Automatic extraction of structure into SGML format


for general circulation

Mark Eichin
Cygnus Solutions

Introduction

There are a wide variety of tools manipulating and examining documents marked up with SGML. In particular, they deal cleanly with the structure described by the DTD and the markup. This makes SGML well suited as a "common ground" format for conversion of structured data.

HP100 Generic Databases

Given a database format that already has self-describing fields, it is even possible to directly construct a DTD that covers all of the existing structure. An example of this is the GDB Generic Database format used by the HP palmtop applications. The application on the palmtop actually has a format editor that lets one easily change field names and types, as well as location on input screens.

The database format is published, and there are gdbload and gdbdump programs that convert them to and from comma seperated value format. I have modified gdbdump to use a -S flag to generate SGML output, including emitting the DOCTYPE declaration describing the data. The outermost element (covering the entire database) is named from the filename given to the conversion command. Within that, a dbentry entity is composed of all of the fieldnames stored in the database header, which are themselves declared as simple pcdata entities.
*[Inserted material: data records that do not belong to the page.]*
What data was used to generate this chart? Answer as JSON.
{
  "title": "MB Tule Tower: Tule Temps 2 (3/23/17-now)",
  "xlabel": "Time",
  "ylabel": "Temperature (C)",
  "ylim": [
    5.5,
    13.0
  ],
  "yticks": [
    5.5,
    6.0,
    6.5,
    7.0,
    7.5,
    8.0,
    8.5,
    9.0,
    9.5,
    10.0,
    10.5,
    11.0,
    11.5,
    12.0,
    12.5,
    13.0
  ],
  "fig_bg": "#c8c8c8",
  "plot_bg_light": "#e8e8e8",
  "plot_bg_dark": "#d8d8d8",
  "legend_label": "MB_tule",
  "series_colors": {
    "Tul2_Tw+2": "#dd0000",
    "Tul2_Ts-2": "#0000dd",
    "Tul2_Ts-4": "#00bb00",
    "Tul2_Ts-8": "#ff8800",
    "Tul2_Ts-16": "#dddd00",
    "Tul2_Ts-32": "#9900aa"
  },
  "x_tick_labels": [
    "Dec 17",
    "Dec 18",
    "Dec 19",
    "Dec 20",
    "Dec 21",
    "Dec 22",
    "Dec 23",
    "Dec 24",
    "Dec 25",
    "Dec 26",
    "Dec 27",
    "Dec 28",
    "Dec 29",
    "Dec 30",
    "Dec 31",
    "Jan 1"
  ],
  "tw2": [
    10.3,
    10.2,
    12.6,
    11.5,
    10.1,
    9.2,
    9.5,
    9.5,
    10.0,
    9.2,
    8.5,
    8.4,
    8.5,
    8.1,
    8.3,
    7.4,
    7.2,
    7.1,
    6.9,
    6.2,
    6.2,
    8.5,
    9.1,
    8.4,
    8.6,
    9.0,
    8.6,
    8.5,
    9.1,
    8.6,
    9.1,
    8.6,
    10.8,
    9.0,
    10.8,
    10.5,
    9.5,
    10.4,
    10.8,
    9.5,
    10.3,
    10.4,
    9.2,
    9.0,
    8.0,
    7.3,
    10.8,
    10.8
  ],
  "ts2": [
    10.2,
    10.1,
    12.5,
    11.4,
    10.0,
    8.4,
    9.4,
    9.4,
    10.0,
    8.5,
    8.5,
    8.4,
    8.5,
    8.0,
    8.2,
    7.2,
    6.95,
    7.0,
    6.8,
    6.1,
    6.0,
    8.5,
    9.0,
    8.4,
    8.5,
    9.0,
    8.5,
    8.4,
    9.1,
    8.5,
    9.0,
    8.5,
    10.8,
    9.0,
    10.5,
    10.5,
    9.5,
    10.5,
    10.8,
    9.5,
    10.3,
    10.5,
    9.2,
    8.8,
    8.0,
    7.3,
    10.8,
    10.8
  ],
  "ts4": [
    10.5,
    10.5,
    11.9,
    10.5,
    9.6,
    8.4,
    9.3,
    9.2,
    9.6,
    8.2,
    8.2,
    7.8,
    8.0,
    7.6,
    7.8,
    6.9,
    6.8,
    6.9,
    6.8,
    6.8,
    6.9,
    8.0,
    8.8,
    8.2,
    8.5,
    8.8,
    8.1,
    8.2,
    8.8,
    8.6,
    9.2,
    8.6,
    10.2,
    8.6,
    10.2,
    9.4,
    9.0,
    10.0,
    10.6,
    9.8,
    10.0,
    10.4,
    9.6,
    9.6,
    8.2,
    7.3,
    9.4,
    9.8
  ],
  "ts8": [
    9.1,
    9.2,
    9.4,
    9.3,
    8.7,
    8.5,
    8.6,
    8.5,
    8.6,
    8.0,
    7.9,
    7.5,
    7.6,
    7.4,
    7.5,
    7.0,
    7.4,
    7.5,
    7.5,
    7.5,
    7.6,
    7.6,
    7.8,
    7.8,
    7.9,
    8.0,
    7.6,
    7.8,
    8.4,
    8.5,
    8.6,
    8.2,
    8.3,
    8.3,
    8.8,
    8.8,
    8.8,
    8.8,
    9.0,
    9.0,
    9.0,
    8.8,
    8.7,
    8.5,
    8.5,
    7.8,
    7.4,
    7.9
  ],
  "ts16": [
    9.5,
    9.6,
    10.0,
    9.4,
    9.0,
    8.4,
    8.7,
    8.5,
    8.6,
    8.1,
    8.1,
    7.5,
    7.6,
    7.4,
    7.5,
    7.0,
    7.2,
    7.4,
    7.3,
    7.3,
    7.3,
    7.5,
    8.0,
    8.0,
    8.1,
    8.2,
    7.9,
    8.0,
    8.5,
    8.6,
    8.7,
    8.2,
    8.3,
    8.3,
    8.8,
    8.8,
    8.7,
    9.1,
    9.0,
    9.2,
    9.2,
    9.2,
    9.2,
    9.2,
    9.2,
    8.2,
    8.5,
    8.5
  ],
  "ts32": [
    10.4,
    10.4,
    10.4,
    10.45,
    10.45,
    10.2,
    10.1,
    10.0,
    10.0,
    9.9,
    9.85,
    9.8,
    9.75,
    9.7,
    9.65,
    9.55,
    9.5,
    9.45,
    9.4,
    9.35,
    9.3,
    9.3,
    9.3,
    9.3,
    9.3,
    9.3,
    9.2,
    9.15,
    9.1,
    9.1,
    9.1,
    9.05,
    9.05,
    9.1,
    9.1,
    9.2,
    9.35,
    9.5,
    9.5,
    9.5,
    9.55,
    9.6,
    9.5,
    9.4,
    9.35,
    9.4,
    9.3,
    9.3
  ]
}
There is one odd case -- a record can contain a Note field with multiple lines of text. In order to preserve the line breaks, an empty crnl element is permitted within any element corresponding to a field which had the note attribute in the database description.

USR PalmPilot databases

The USR PalmPilot palmtop also has several databases, though not using such a generic format. In fact, the current tools for the Pilot query the palmtop directly for records, rather than manipulating the database images available on the server side of a HotSync or pilot-link backup. Since the primary motivation for this effort was to handle conversion from the HP to the Pilot, the next step is to write a program that will

The jade package can easily handle the DTD conversion using a DSSSL style-sheet.

Further Work

Back-conversion is also important. Having gone through the effort of producing the data in a marked up form, it may be worth considering it the canonical form.